Da oggi, 5 novembre, tornano in vigore le sanzioni Usa contro l’Iran. Su Twitter il presidente Donald Trump ha postato una sua foto con la scritta "Sanctions are coming", parafrasando la nota serie tv Game of Thrones, "Winter is coming".
Il segretario di Stato Mike Pompeo e quello del Tesoro, Steve Mnuchin, hanno annunciato che le sanzioni colpiranno soprattutto operatori portuali, spedizioni marittime, cantieristica navale, oltre che il settore energetico e quello finanziario.
Trump credeva di poter mettere il mondo di fronte a una scelta: Washington o Teheran. Ma il suo sogno - non vedere più petrolio iraniano in giro per il mondo - sembra già svanito. Il governo statunitense ha capito che non è poi così semplice vietare a tutto il mondo di acquistare greggio dal quarto esportatore mondiale.
Sì è passati così dalla “tolleranza zero” a una lista di otto Paesi (Cina, Corea del Sud, Giappone, Grecia, India, Italia, Taiwan e Turchia) a cui saranno concesse esenzioni. La spiegazione di Mike Pompeo, segretario di Stato americano, non convince del tutto: "Escluderemo alcuni Paesi ma solo perché stanno riducendo le importazioni di petrolio dall’Iran".
In realtà Cina e India (primo e secondo importatore di greggio iraniano) avevano precisato fin dall’inizio di non condividere le nuove sanzioni. Tuttavia, insieme ai due alleati asiatici degli Usa (Giappone e Corea del Sud), Pechino e New Delhi hanno effettivamente ridotto il loro import dall'Iran. Ecco perché (questa è la spiegazione ufficiale), i primi quattro acquirenti di greggio iraniano potranno continuare a importare il petrolio da Teheran.
La Turchia, invece, rappresenta un caso a parte. Il presidente Recep Tayyip Erdogan aveva precisato da tempo di non voler aderire alle sanzioni. L’Iran confina con la Turchia (che peraltro importa il 90% del greggio che consuma), e fornisce da tempo più del 25% dei consumi turchi di greggio. Ma Ankara non avrebbe comunque interrotto le relazioni commerciali con Teheran. E la crisi tra Stati Uniti e Turchia si sarebbe aggravata. Per tale ragione anche quest'ultimo paese fa parte della lista degli esentati.
Seppure in quantità più modeste, dunque, il petrolio iraniano continuerà ad essere esportato. Goldman Sachs si aspetta di vedere le esportazioni iraniane scendere dai 2,5 milioni di barili al giorno della scorsa primavera a 1,15 entro fine anno.
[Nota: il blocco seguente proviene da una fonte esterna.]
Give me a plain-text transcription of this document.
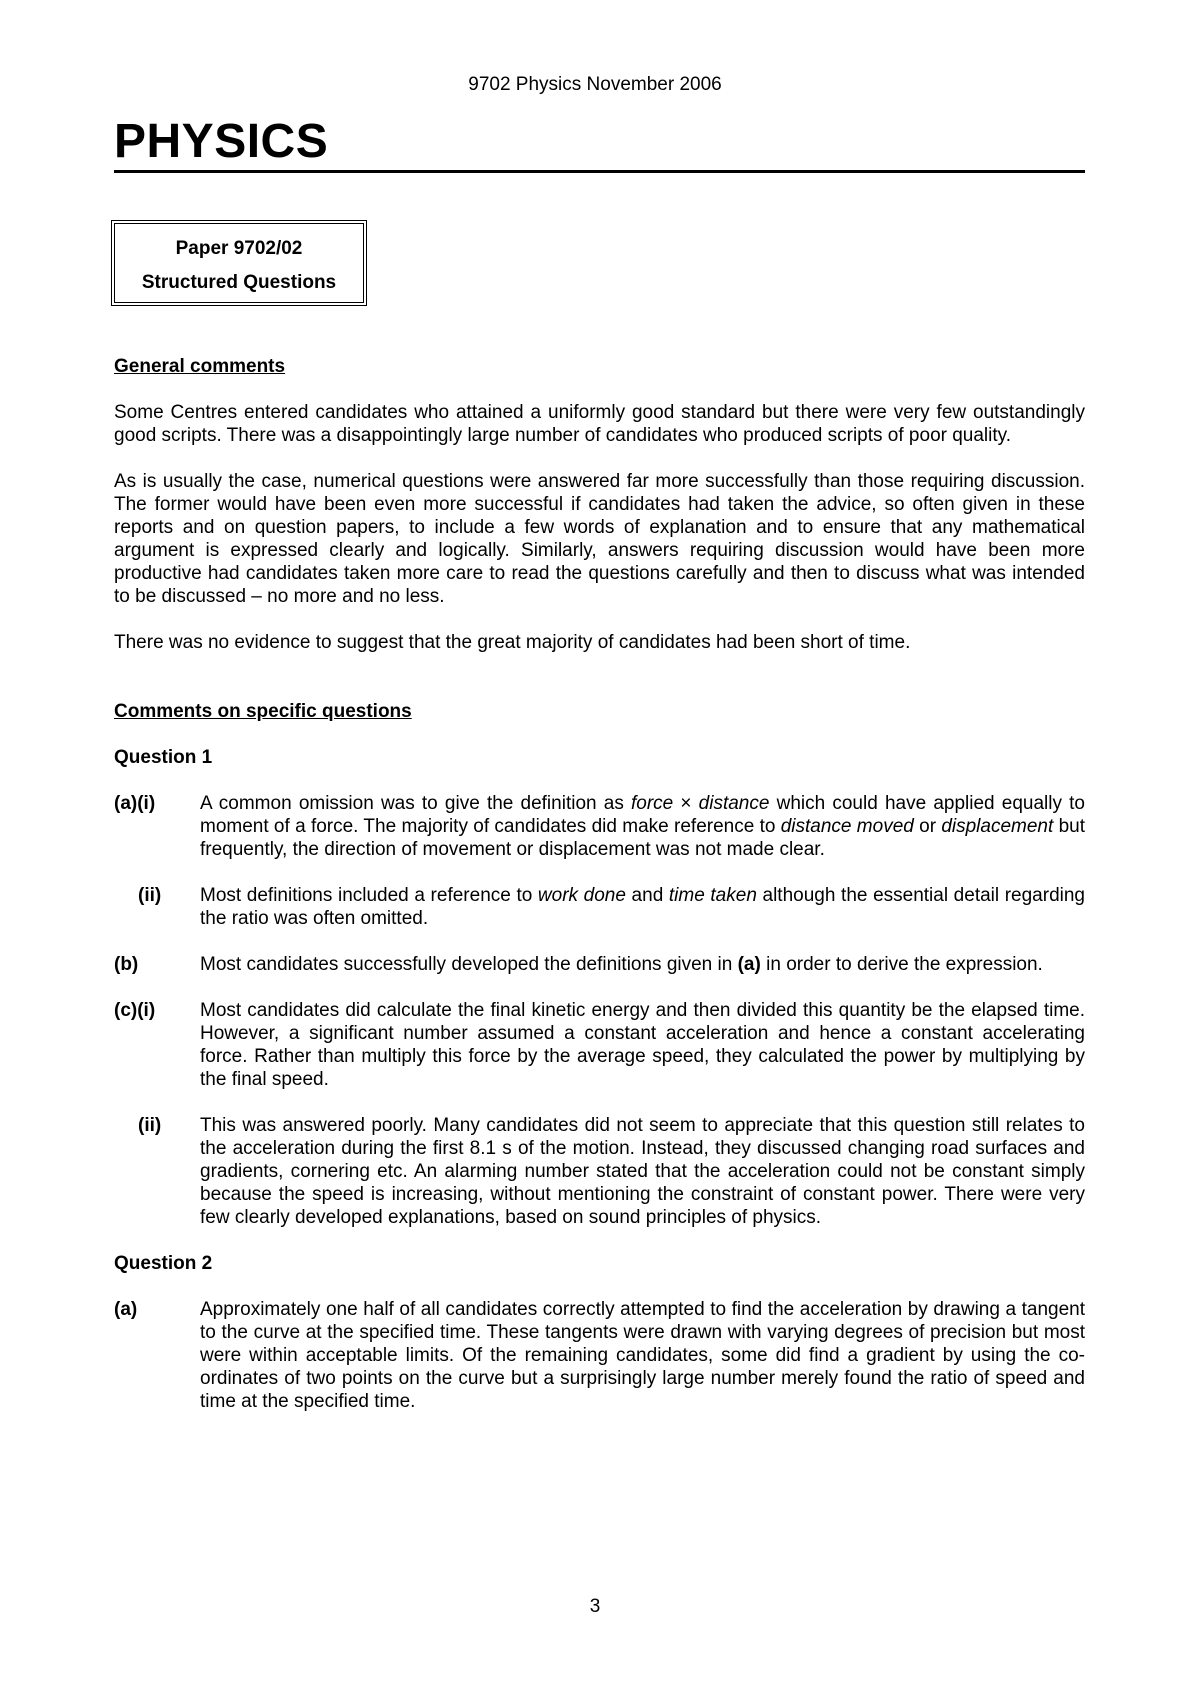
9702 Physics November 2006
PHYSICS
Paper 9702/02
Structured Questions

General comments

Some Centres entered candidates who attained a uniformly good standard but there were very few outstandingly good scripts. There was a disappointingly large number of candidates who produced scripts of poor quality.

As is usually the case, numerical questions were answered far more successfully than those requiring discussion. The former would have been even more successful if candidates had taken the advice, so often given in these reports and on question papers, to include a few words of explanation and to ensure that any mathematical argument is expressed clearly and logically. Similarly, answers requiring discussion would have been more productive had candidates taken more care to read the questions carefully and then to discuss what was intended to be discussed – no more and no less.

There was no evidence to suggest that the great majority of candidates had been short of time.

Comments on specific questions

Question 1

(a)(i)	A common omission was to give the definition as force × distance which could have applied equally to moment of a force. The majority of candidates did make reference to distance moved or displacement but frequently, the direction of movement or displacement was not made clear.
(ii)	Most definitions included a reference to work done and time taken although the essential detail regarding the ratio was often omitted.
(b)	Most candidates successfully developed the definitions given in (a) in order to derive the expression.
(c)(i)	Most candidates did calculate the final kinetic energy and then divided this quantity be the elapsed time. However, a significant number assumed a constant acceleration and hence a constant accelerating force. Rather than multiply this force by the average speed, they calculated the power by multiplying by the final speed.
(ii)	This was answered poorly. Many candidates did not seem to appreciate that this question still relates to the acceleration during the first 8.1 s of the motion. Instead, they discussed changing road surfaces and gradients, cornering etc. An alarming number stated that the acceleration could not be constant simply because the speed is increasing, without mentioning the constraint of constant power. There were very few clearly developed explanations, based on sound principles of physics.

Question 2

(a)	Approximately one half of all candidates correctly attempted to find the acceleration by drawing a tangent to the curve at the specified time. These tangents were drawn with varying degrees of precision but most were within acceptable limits. Of the remaining candidates, some did find a gradient by using the co-ordinates of two points on the curve but a surprisingly large number merely found the ratio of speed and time at the specified time.
3
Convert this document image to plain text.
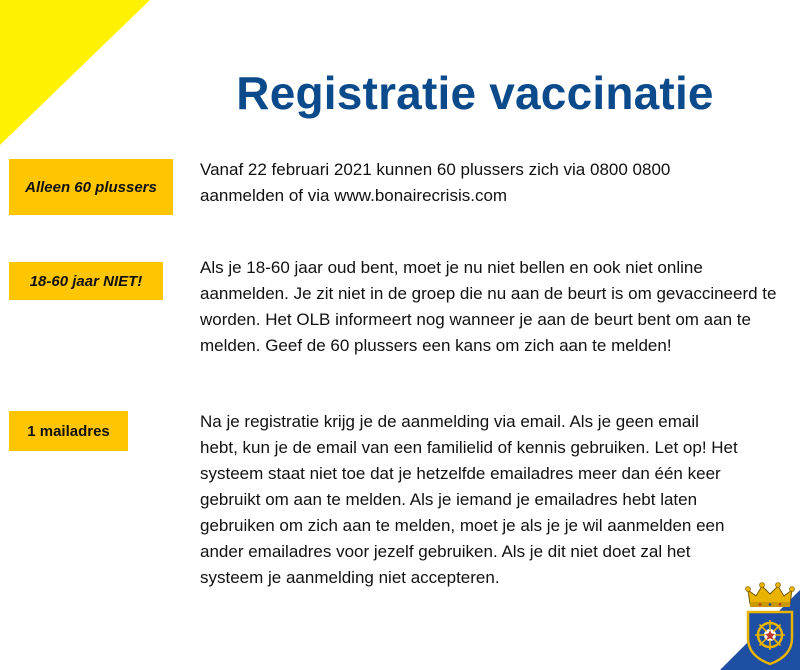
Registratie vaccinatie
Alleen 60 plussers
18-60 jaar NIET!
1 mailadres

Vanaf 22 februari 2021 kunnen 60 plussers zich via 0800 0800 aanmelden of via www.bonairecrisis.com

Als je 18-60 jaar oud bent, moet je nu niet bellen en ook niet online aanmelden. Je zit niet in de groep die nu aan de beurt is om gevaccineerd te worden. Het OLB informeert nog wanneer je aan de beurt bent om aan te melden. Geef de 60 plussers een kans om zich aan te melden!

Na je registratie krijg je de aanmelding via email. Als je geen email hebt, kun je de email van een familielid of kennis gebruiken. Let op! Het systeem staat niet toe dat je hetzelfde emailadres meer dan één keer gebruikt om aan te melden. Als je iemand je emailadres hebt laten gebruiken om zich aan te melden, moet je als je je wil aanmelden een ander emailadres voor jezelf gebruiken. Als je dit niet doet zal het systeem je aanmelding niet accepteren.
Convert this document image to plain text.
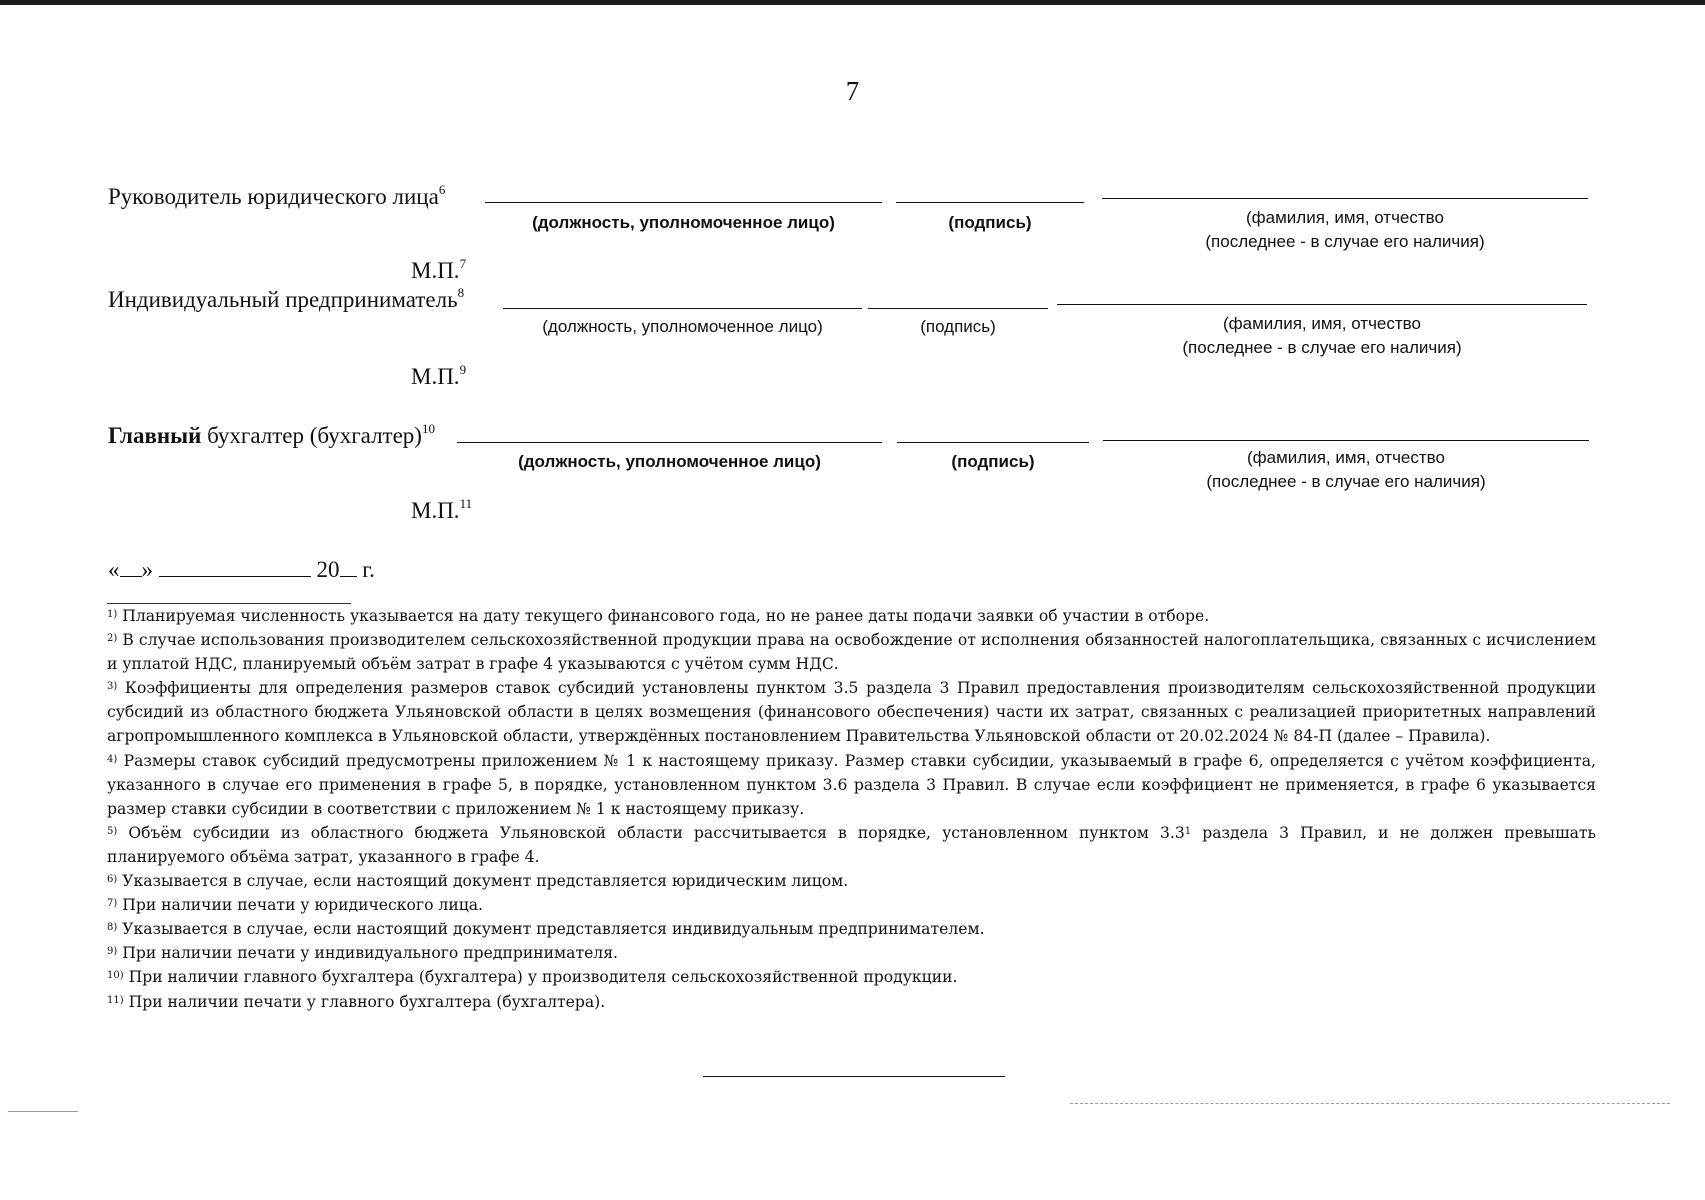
7
Руководитель юридического лица$^6$
(должность, уполномоченное лицо)	(подпись)	(фамилия, имя, отчество
(последнее - в случае его наличия)
М.П.$^7$
Индивидуальный предприниматель$^8$
(должность, уполномоченное лицо)	(подпись)	(фамилия, имя, отчество
(последнее - в случае его наличия)
М.П.$^9$
Главный бухгалтер (бухгалтер)$^{10}$
(должность, уполномоченное лицо)	(подпись)	(фамилия, имя, отчество
(последнее - в случае его наличия)
М.П.$^{11}$
« »	20 г.

$^{1)}$ Планируемая численность указывается на дату текущего финансового года, но не ранее даты подачи заявки об участии в отборе.

$^{2)}$ В случае использования производителем сельскохозяйственной продукции права на освобождение от исполнения обязанностей налогоплательщика, связанных с исчислением и уплатой НДС, планируемый объём затрат в графе 4 указываются с учётом сумм НДС.

$^{3)}$ Коэффициенты для определения размеров ставок субсидий установлены пунктом 3.5 раздела 3 Правил предоставления производителям сельскохозяйственной продукции субсидий из областного бюджета Ульяновской области в целях возмещения (финансового обеспечения) части их затрат, связанных с реализацией приоритетных направлений агропромышленного комплекса в Ульяновской области, утверждённых постановлением Правительства Ульяновской области от 20.02.2024 № 84-П (далее – Правила).

$^{4)}$ Размеры ставок субсидий предусмотрены приложением № 1 к настоящему приказу. Размер ставки субсидии, указываемый в графе 6, определяется с учётом коэффициента, указанного в случае его применения в графе 5, в порядке, установленном пунктом 3.6 раздела 3 Правил. В случае если коэффициент не применяется, в графе 6 указывается размер ставки субсидии в соответствии с приложением № 1 к настоящему приказу.

$^{5)}$ Объём субсидии из областного бюджета Ульяновской области рассчитывается в порядке, установленном пунктом $3.3^1$ раздела 3 Правил, и не должен превышать планируемого объёма затрат, указанного в графе 4.

$^{6)}$ Указывается в случае, если настоящий документ представляется юридическим лицом.

$^{7)}$ При наличии печати у юридического лица.

$^{8)}$ Указывается в случае, если настоящий документ представляется индивидуальным предпринимателем.

$^{9)}$ При наличии печати у индивидуального предпринимателя.

$^{10)}$ При наличии главного бухгалтера (бухгалтера) у производителя сельскохозяйственной продукции.

$^{11)}$ При наличии печати у главного бухгалтера (бухгалтера).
Ciò conferma che le sanzioni sono uno strumento estremo. Per essere efficaci è necessario che vi aderisca il più ampio numero possibile di Paesi. Cosa che non sta accadendo oggi.
E, forse, a non credere poi così tanto al sistema delle sanzioni sono proprio gli Stati Uniti, visto che il prezzo del petrolio sarebbe salito troppo anche per Washington se avessero aderito tutti i paesi strategici.